- Marjorie van Elven |
Hong Kong is the place to be for retailers exploring foreign markets. For the third year in a row, the region has scored the top spot on an annual list of most targeted markets for international retailers, made by real estate investment firm CBRE. A total of 85 international retailers have entered Hong Kong’s market for the first time last year, including fashion brands Eres, GU and Birkenstock. Dubai and Taipei come next on the list, with 59 and 52 new international retailers entering the markets respectively in 2017. Named “How global is the business of retail?”, CBRE’s study is now in its 11th year and examines 47 countries and 123 global cities.
Top 10 most targeted cities in 2017 (by number of new international retailers):
- 1. Hong Kong (85)
- 2. Dubai (59)
- 3. Taipei (52)
- 4. London (49)
- 5. Tokyo (46)
- 6. Doha (43)
- 7. Toronto (40)
- 8. Singapore (38)
- 9. Prague (37)
- 10. Shenzen (37)
Why international retailers are attracted to Hong Kong, Dubai and Taipei
Asia-Pacific is at the core of many retailers’ growth strategy, as half of the top 10 markets are located in the region. According to the study, Hong Kong tops the list because it is perceived as an ideal entry point. “Foreign retailers are attracted by Hong Kong’s market maturity to create awareness in the Asia-Pacific region, as well as the geographical advantage to facilitate long-term expansions in to China”, says the report. Don’t be surprised if Hong Kong winds up at the top of the list again next year, as CBRE forecasts retail market sentiment to improve even further in 2018, thanks to a slowing rental rate decline and falling high-street vacancy in the area.

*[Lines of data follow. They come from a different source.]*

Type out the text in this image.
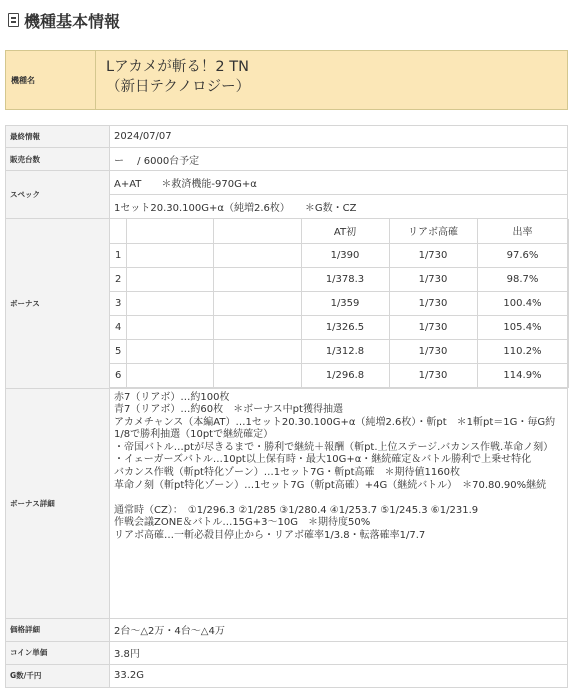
機種基本情報
機種名
Lアカメが斬る！2 TN
（新日テクノロジー）
最終情報	2024/07/07
販売台数	ー　 / 6000台予定
スペック	A+AT　　＊救済機能-970G+α
1セット20.30.100G+α（純増2.6枚）　　＊G数・CZ
ボーナス	
			AT初	リアボ高確	出率
1			1/390	1/730	97.6%
2			1/378.3	1/730	98.7%
3			1/359	1/730	100.4%
4			1/326.5	1/730	105.4%
5			1/312.8	1/730	110.2%
6			1/296.8	1/730	114.9%

ボーナス詳細	
赤7（リアボ）…約100枚
青7（リアボ）…約60枚　＊ボーナス中pt獲得抽選
アカメチャンス（本編AT）…1セット20.30.100G+α（純増2.6枚）・斬pt　＊1斬pt＝1G・毎G約1/8で勝利抽選（10ptで継続確定）
・帝国バトル…ptが尽きるまで・勝利で継続＋報酬（斬pt.上位ステージ.バカンス作戦.革命ノ刻）
・イェーガーズバトル…10pt以上保有時・最大10G+α・継続確定＆バトル勝利で上乗せ特化
バカンス作戦（斬pt特化ゾーン）…1セット7G・斬pt高確　＊期待値1160枚
革命ノ刻（斬pt特化ゾーン）…1セット7G（斬pt高確）+4G（継続バトル）　＊70.80.90%継続

通常時（CZ）：　①1/296.3 ②1/285 ③1/280.4 ④1/253.7 ⑤1/245.3 ⑥1/231.9
作戦会議ZONE＆バトル…15G+3～10G　＊期待度50%
リアボ高確…一斬必殺目停止から・リアボ確率1/3.8・転落確率1/7.7

価格詳細	2台～△2万・4台～△4万
コイン単価	3.8円
G数/千円	33.2G
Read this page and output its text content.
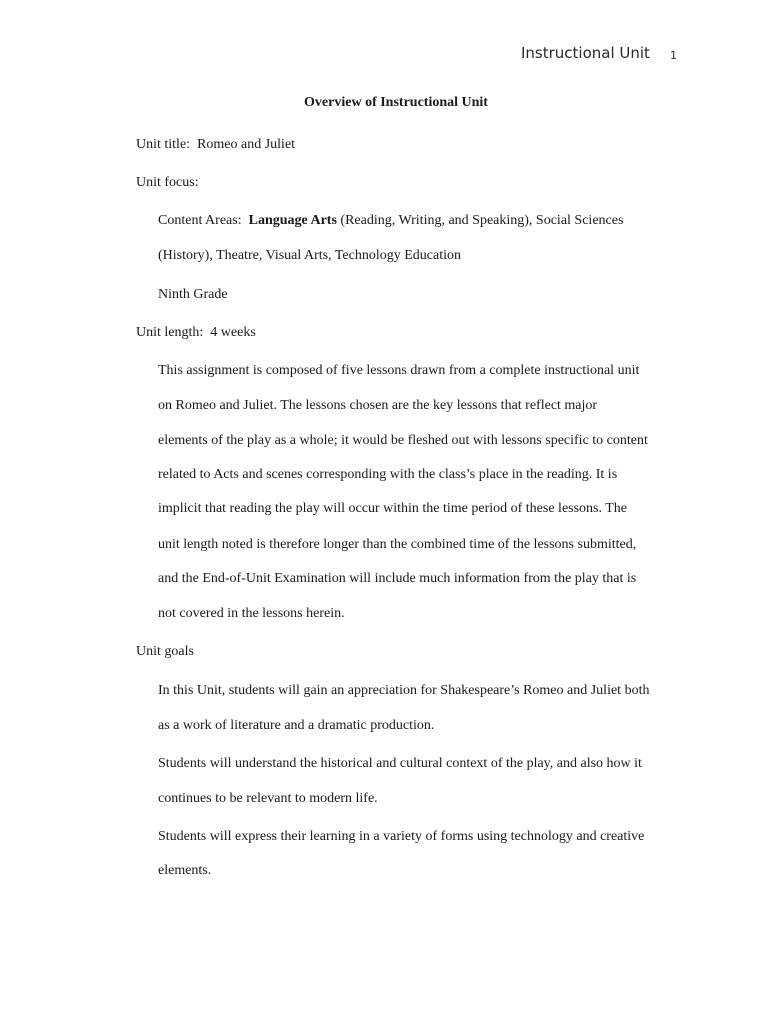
Instructional Unit 1
Overview of Instructional Unit
Unit title: Romeo and Juliet
Unit focus:
Content Areas: Language Arts (Reading, Writing, and Speaking), Social Sciences
(History), Theatre, Visual Arts, Technology Education
Ninth Grade
Unit length: 4 weeks
This assignment is composed of five lessons drawn from a complete instructional unit
on Romeo and Juliet. The lessons chosen are the key lessons that reflect major
elements of the play as a whole; it would be fleshed out with lessons specific to content
related to Acts and scenes corresponding with the class’s place in the reading. It is
implicit that reading the play will occur within the time period of these lessons. The
unit length noted is therefore longer than the combined time of the lessons submitted,
and the End-of-Unit Examination will include much information from the play that is
not covered in the lessons herein.
Unit goals
In this Unit, students will gain an appreciation for Shakespeare’s Romeo and Juliet both
as a work of literature and a dramatic production.
Students will understand the historical and cultural context of the play, and also how it
continues to be relevant to modern life.
Students will express their learning in a variety of forms using technology and creative
elements.
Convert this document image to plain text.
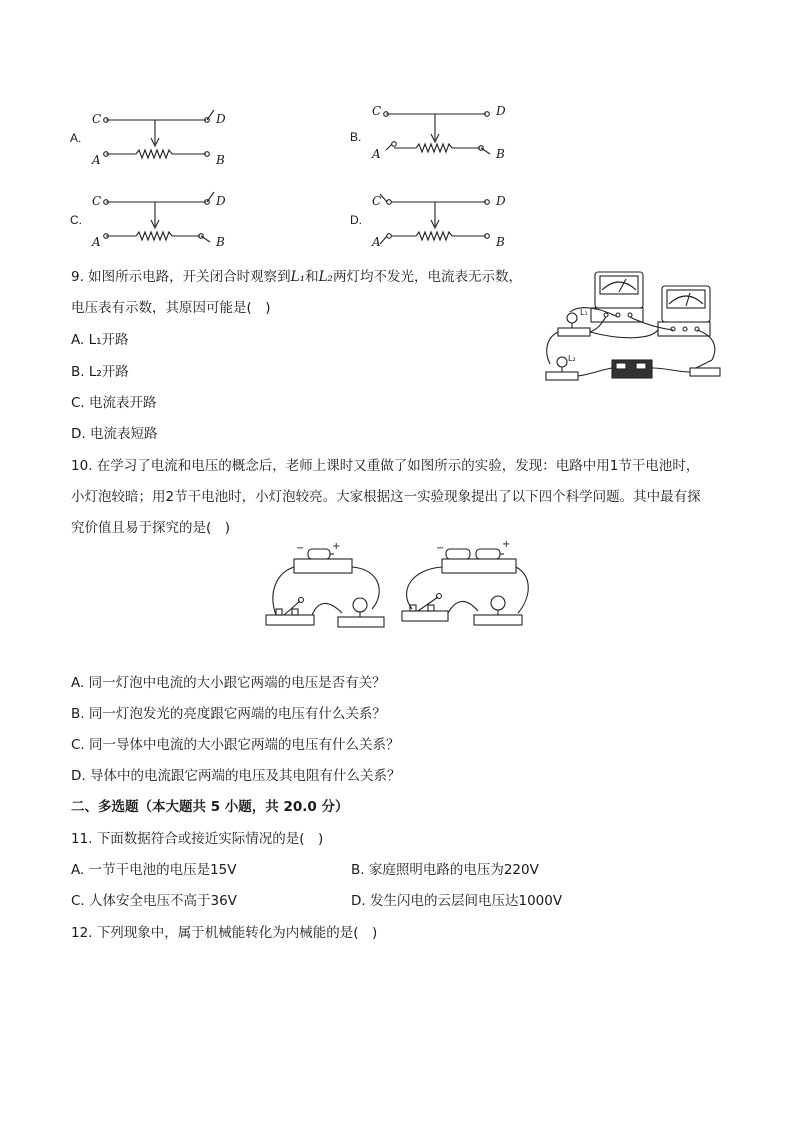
A.
C	D
A	B
B.
C	D
A	B
C.
C	D
A	B
D.
C	D
A	B
9. 如图所示电路，开关闭合时观察到L₁和L₂两灯均不发光，电流表无示数，
电压表有示数，其原因可能是(　)
A. L₁开路
B. L₂开路
C. 电流表开路
D. 电流表短路
L₁
L₂
10. 在学习了电流和电压的概念后，老师上课时又重做了如图所示的实验，发现：电路中用1节干电池时，
小灯泡较暗；用2节干电池时，小灯泡较亮。大家根据这一实验现象提出了以下四个科学问题。其中最有探
究价值且易于探究的是(　)
−	+	−	+
A. 同一灯泡中电流的大小跟它两端的电压是否有关？
B. 同一灯泡发光的亮度跟它两端的电压有什么关系？
C. 同一导体中电流的大小跟它两端的电压有什么关系？
D. 导体中的电流跟它两端的电压及其电阻有什么关系？
二、多选题（本大题共 5 小题，共 20.0 分）
11. 下面数据符合或接近实际情况的是(　)
A. 一节干电池的电压是15V	B. 家庭照明电路的电压为220V
C. 人体安全电压不高于36V	D. 发生闪电的云层间电压达1000V
12. 下列现象中，属于机械能转化为内械能的是(　)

Although Dubai is behind Hong Kong when it comes to the number of new foreign retail businesses entering the market for the first time, it still holds the first place in total number of international retailers operating in the city. 62 percent of all retailers in Dubai are not native. However, CBRE notes that retail expansion is slowing down in UAE’s most populated city, which has led to growing numbers of vacant real estate and reduced rental prices at shopping malls. But these factors are not expected to threaten Dubai’s noteworthy performance in the ranking, as the city plays the same strategic role for the Middle East as Hong Kong does for Asia-Pacific. Occupancy rates at high-end malls such as the Dubai Mall, Mall of Emirates and Battuta Mall are still running between 95 percent to 98 percent, according to the study.
Taipei’s position on the list is due to landlords’ efforts to differentiate their shopping malls and department stores from competitors, according to CBRE. Competition is fierce as most retailers focus on the Xinyi shopping district, forcing many businesses out of the market.
Canada attracts foreign luxury retailers, US retailers most active overseas
Toronto is the only city in the Americas to make the top 10. Since 2014, the Canadian metropolis has been attracting 30 new foreign retailers a year on average. So what happened in 2017? According to the report, the renovations and expansions undergone by Yorkdale Shopping Centre, which cost over 700 million Canadian dollars (approximately 405 million pounds), have proved successful in attracting luxury brands. West Queen West, dubbed “the world’s second hippest district” by Vogue magazine in 2014, is also on the radar of luxury retailers.
But which countries have the most retailers expanding overseas? US retailers were the most active in 2017, with an expansion rate of 19 percent and a total of 42 markets targeted, most of them in the Middle East. Italy and France share the second place, with an expansion rate of 10 percent, followed by Japan, with 9 percent. All cities in the study have seen at least one new international brand open for the first time in 2017, with 41 percent of international retailers targeting more than one city.